I seriously can't believe tomorrow is New Year's Eve. Where did the time go? Weren't we just carving pumpkins? I never understood when my mom would say things like that, but wow do I now understand.
So, resolutions. Ahh, of course I am wanting to get in shape and lose weight. Duh. I went back and read my resolutions for 2009, and seems like I didn't follow through. I wanted to love those more who love me...meaning to stop trying/reaching out to those who don't. This is my resolution for 2010 (along with a pile of other things).
For me this is a real challenge. I obviously have a very hard time at this. I feel like I am forever reaching out to people who just don't reach back. Why do I keep on doing this? Why do I put myself out for rejection time after time? I need to find this secret. I hope I find it somewhere in 2010.

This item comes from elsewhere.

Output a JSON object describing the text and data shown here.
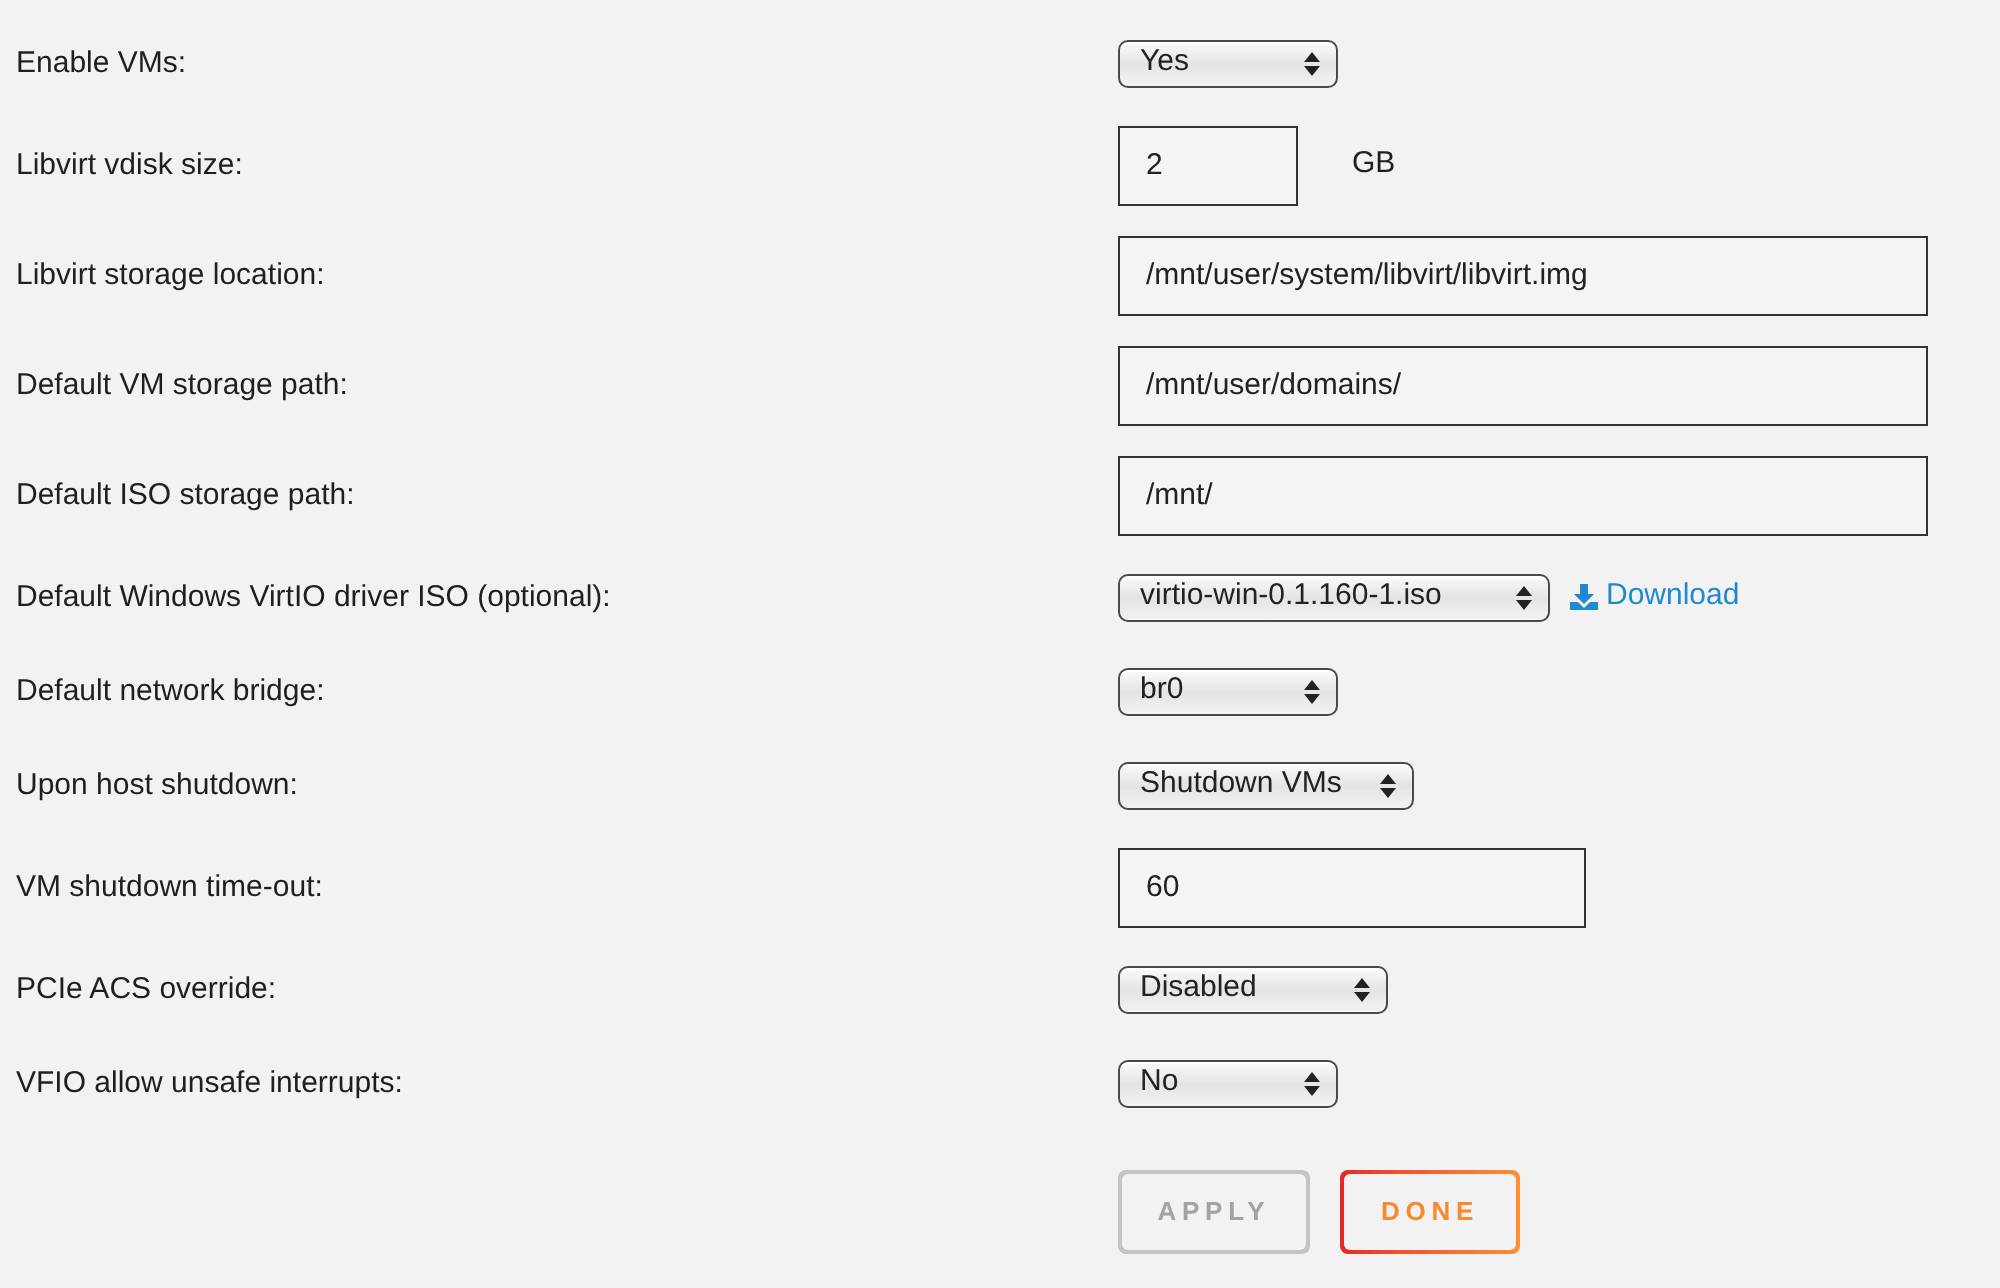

I definitely need to stop taking things for granted. I have to thing to myself and say "Will this matter in a year?"...and more than likely the current situation won't. Don't sweat the small stuff-I need to learn this as well. Oh yeah and while I'm talking about it, I hope I can learn to not wear my heart on my sleeve.
2008 and 2009 were very big years in our lives...oh yeah include 2007 in that too. I'm not sure what 2010 will bring but hopefully it just makes our love grow stronger and our lives get richer (yes...super corny I know but hey, it's a resolution!).